Aujourd'hui, elle se demande pourquoi elle a étudié la littérature médiévale. Selon l'enquête, le goût pour la matière est en effet la raison première (97,6 %) pour laquelle les enseignants interrogés se sont lancés dans une agreg.
"Beaucoup sentent qu'on leur reproche d'être des intellectuels, alors que c'est le cœur de leur métier", analyse Jean-Michel Léost. Chez l'agrégé, l'argent n'est pas le sujet principal du désenchantement : seulement 29,3 % des personnes interrogées placent les raisons financières au premier rang de leur déception pour leur métier.
Pourtant, certains agrégés gagnent moins qu'un simple certifié.
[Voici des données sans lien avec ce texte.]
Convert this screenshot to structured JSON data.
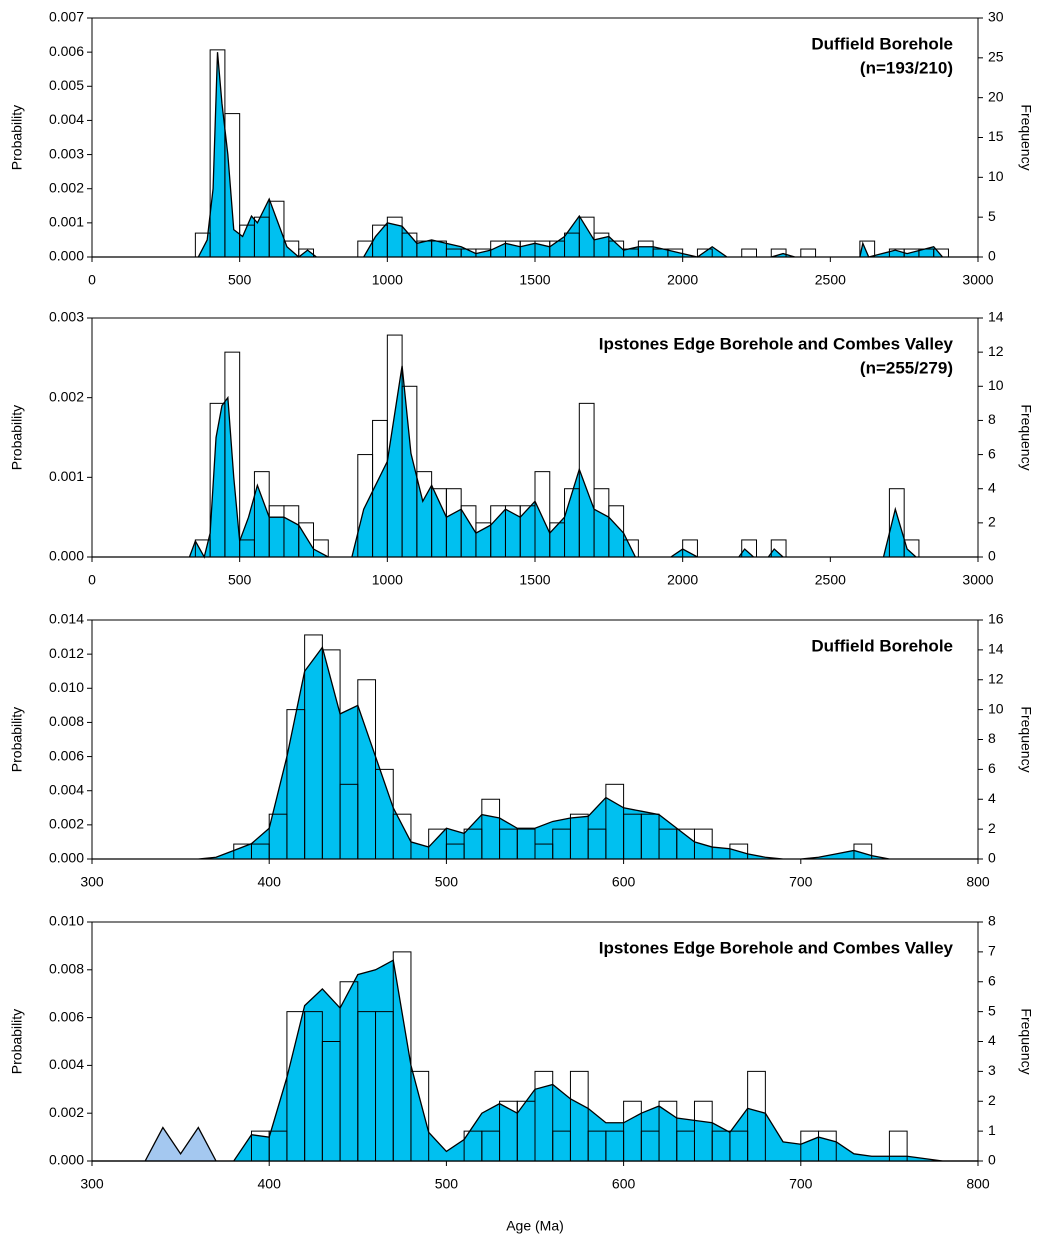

Un agrégé en cours de thèse de doctorat, gagnera 1 693 euros net à plein temps (192 heures/an) quand il est "attaché temporaire d'enseignement et de recherche" (ATER) à l'université, et environ 1 500 euros net (bourse de recherche comprise) s'il effectue son monitorat à l'université à hauteur de 64 heures/an. En lycée, un agrégé titulaire débutera à 1 838 euros net par mois. Rien d'excessif par rapport au nombre d'années d'études.
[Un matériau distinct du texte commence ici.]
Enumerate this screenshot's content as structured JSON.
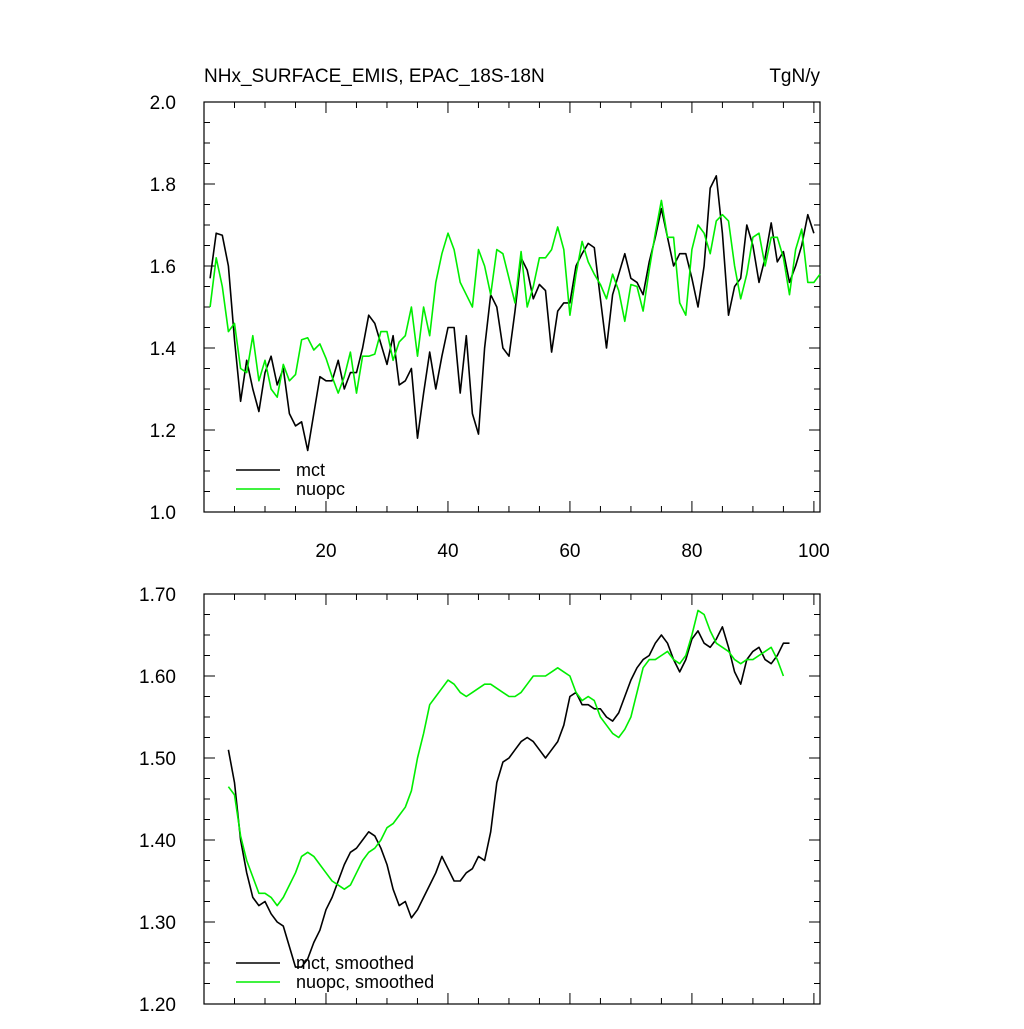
{
  "title": "NHx_SURFACE_EMIS, EPAC_18S-18N",
  "units": "TgN/y",
  "colors": {
    "mct": "#000000",
    "nuopc": "#00ee00",
    "axis": "#000000"
  },
  "chart_data": [
    {
      "type": "line",
      "title": "NHx_SURFACE_EMIS, EPAC_18S-18N",
      "units": "TgN/y",
      "xlim": [
        0,
        101
      ],
      "ylim": [
        1.0,
        2.0
      ],
      "xticks": [
        20,
        40,
        60,
        80,
        100
      ],
      "xtick_labels": [
        "20",
        "40",
        "60",
        "80",
        "100"
      ],
      "yticks": [
        1.0,
        1.2,
        1.4,
        1.6,
        1.8,
        2.0
      ],
      "ytick_labels": [
        "1.0",
        "1.2",
        "1.4",
        "1.6",
        "1.8",
        "2.0"
      ],
      "legend": "bottom-left",
      "x_start": 1,
      "series": [
        {
          "name": "mct",
          "color": "#000000",
          "values": [
            1.57,
            1.68,
            1.675,
            1.6,
            1.42,
            1.27,
            1.37,
            1.3,
            1.245,
            1.34,
            1.38,
            1.31,
            1.35,
            1.24,
            1.21,
            1.22,
            1.15,
            1.24,
            1.33,
            1.32,
            1.32,
            1.37,
            1.3,
            1.34,
            1.34,
            1.4,
            1.48,
            1.46,
            1.41,
            1.36,
            1.43,
            1.31,
            1.32,
            1.35,
            1.18,
            1.29,
            1.39,
            1.3,
            1.38,
            1.45,
            1.45,
            1.29,
            1.43,
            1.24,
            1.19,
            1.4,
            1.53,
            1.5,
            1.4,
            1.38,
            1.49,
            1.62,
            1.59,
            1.52,
            1.555,
            1.54,
            1.39,
            1.49,
            1.51,
            1.51,
            1.6,
            1.63,
            1.655,
            1.645,
            1.52,
            1.4,
            1.53,
            1.58,
            1.63,
            1.57,
            1.56,
            1.53,
            1.61,
            1.67,
            1.74,
            1.67,
            1.6,
            1.63,
            1.63,
            1.57,
            1.5,
            1.6,
            1.79,
            1.82,
            1.68,
            1.48,
            1.55,
            1.57,
            1.7,
            1.65,
            1.56,
            1.62,
            1.705,
            1.61,
            1.635,
            1.56,
            1.6,
            1.65,
            1.725,
            1.68
          ]
        },
        {
          "name": "nuopc",
          "color": "#00ee00",
          "values": [
            1.5,
            1.62,
            1.55,
            1.44,
            1.46,
            1.35,
            1.34,
            1.43,
            1.32,
            1.37,
            1.3,
            1.28,
            1.36,
            1.32,
            1.335,
            1.42,
            1.425,
            1.395,
            1.41,
            1.375,
            1.33,
            1.29,
            1.33,
            1.39,
            1.29,
            1.38,
            1.38,
            1.385,
            1.44,
            1.44,
            1.37,
            1.415,
            1.43,
            1.5,
            1.38,
            1.5,
            1.43,
            1.56,
            1.63,
            1.68,
            1.64,
            1.56,
            1.53,
            1.5,
            1.64,
            1.6,
            1.53,
            1.64,
            1.63,
            1.57,
            1.51,
            1.635,
            1.5,
            1.55,
            1.62,
            1.62,
            1.64,
            1.695,
            1.64,
            1.48,
            1.58,
            1.66,
            1.61,
            1.58,
            1.555,
            1.52,
            1.58,
            1.54,
            1.465,
            1.555,
            1.55,
            1.49,
            1.59,
            1.68,
            1.76,
            1.67,
            1.67,
            1.51,
            1.48,
            1.64,
            1.7,
            1.68,
            1.63,
            1.71,
            1.725,
            1.71,
            1.6,
            1.52,
            1.58,
            1.67,
            1.68,
            1.6,
            1.67,
            1.67,
            1.62,
            1.53,
            1.64,
            1.69,
            1.56,
            1.56,
            1.58
          ]
        }
      ]
    },
    {
      "type": "line",
      "title": "",
      "xlim": [
        0,
        101
      ],
      "ylim": [
        1.2,
        1.7
      ],
      "xticks": [
        20,
        40,
        60,
        80,
        100
      ],
      "xtick_labels": [],
      "yticks": [
        1.2,
        1.3,
        1.4,
        1.5,
        1.6,
        1.7
      ],
      "ytick_labels": [
        "1.20",
        "1.30",
        "1.40",
        "1.50",
        "1.60",
        "1.70"
      ],
      "legend": "bottom-left",
      "x_start": 4,
      "series": [
        {
          "name": "mct, smoothed",
          "color": "#000000",
          "values": [
            1.51,
            1.47,
            1.4,
            1.36,
            1.33,
            1.32,
            1.325,
            1.31,
            1.3,
            1.295,
            1.27,
            1.245,
            1.245,
            1.255,
            1.275,
            1.29,
            1.315,
            1.33,
            1.35,
            1.37,
            1.385,
            1.39,
            1.4,
            1.41,
            1.405,
            1.39,
            1.37,
            1.34,
            1.32,
            1.325,
            1.305,
            1.315,
            1.33,
            1.345,
            1.36,
            1.38,
            1.365,
            1.35,
            1.35,
            1.36,
            1.365,
            1.38,
            1.375,
            1.41,
            1.47,
            1.495,
            1.5,
            1.51,
            1.52,
            1.525,
            1.52,
            1.51,
            1.5,
            1.51,
            1.52,
            1.54,
            1.575,
            1.58,
            1.565,
            1.565,
            1.56,
            1.56,
            1.55,
            1.545,
            1.555,
            1.575,
            1.595,
            1.61,
            1.62,
            1.625,
            1.64,
            1.65,
            1.64,
            1.62,
            1.605,
            1.62,
            1.645,
            1.655,
            1.64,
            1.635,
            1.645,
            1.66,
            1.635,
            1.605,
            1.59,
            1.62,
            1.63,
            1.635,
            1.62,
            1.615,
            1.625,
            1.64,
            1.64
          ]
        },
        {
          "name": "nuopc, smoothed",
          "color": "#00ee00",
          "values": [
            1.465,
            1.455,
            1.405,
            1.375,
            1.355,
            1.335,
            1.335,
            1.33,
            1.32,
            1.33,
            1.345,
            1.36,
            1.38,
            1.385,
            1.38,
            1.37,
            1.36,
            1.35,
            1.345,
            1.34,
            1.345,
            1.36,
            1.375,
            1.385,
            1.39,
            1.4,
            1.415,
            1.42,
            1.43,
            1.44,
            1.46,
            1.5,
            1.53,
            1.565,
            1.575,
            1.585,
            1.595,
            1.59,
            1.58,
            1.575,
            1.58,
            1.585,
            1.59,
            1.59,
            1.585,
            1.58,
            1.575,
            1.575,
            1.58,
            1.59,
            1.6,
            1.6,
            1.6,
            1.605,
            1.61,
            1.605,
            1.6,
            1.58,
            1.57,
            1.575,
            1.57,
            1.55,
            1.54,
            1.53,
            1.525,
            1.535,
            1.55,
            1.58,
            1.61,
            1.62,
            1.62,
            1.625,
            1.63,
            1.62,
            1.615,
            1.625,
            1.65,
            1.68,
            1.675,
            1.655,
            1.64,
            1.635,
            1.63,
            1.62,
            1.615,
            1.62,
            1.62,
            1.625,
            1.63,
            1.635,
            1.62,
            1.6
          ]
        }
      ]
    }
  ]
}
Beaucoup d'agrégés qui s'estiment déclassés ont recours au détachement ou à la mise en disponibilité. "Agrégée d'espagnol dans un lycée qui pourrait être en ZEP (zone d'éducation prioritaire), j'ai demandé une année de disponibilité. J'en profite pour essayer de devenir traductrice", témoigne Gaëlle.
Mais, finalement, quoi qu'ils en disent, très peu osent démissionner. "C'est difficile de se reconvertir. Et puis ce serait reconnaître un échec et valider ce qu'on me reproche", explique Judith, en butte avec la hiérarchie de son lycée où on lui " reproche à la fois d'être trop compétente et incompétente".
D'avoir trop de compétences pour enseigner des connaissances basiques. Au vu de cette enquête, on ne peut s'empêcher de se demander s'il vaut encore la peine de passer l'agrégation. "Oui, si les textes sont appliqués et que les agrégés enseignent en fin de cycle de lycée, en prépas et dans le supérieur", estime Blanche Lochmann, membre du bureau de la Société des agrégés et auteure de l'enquête.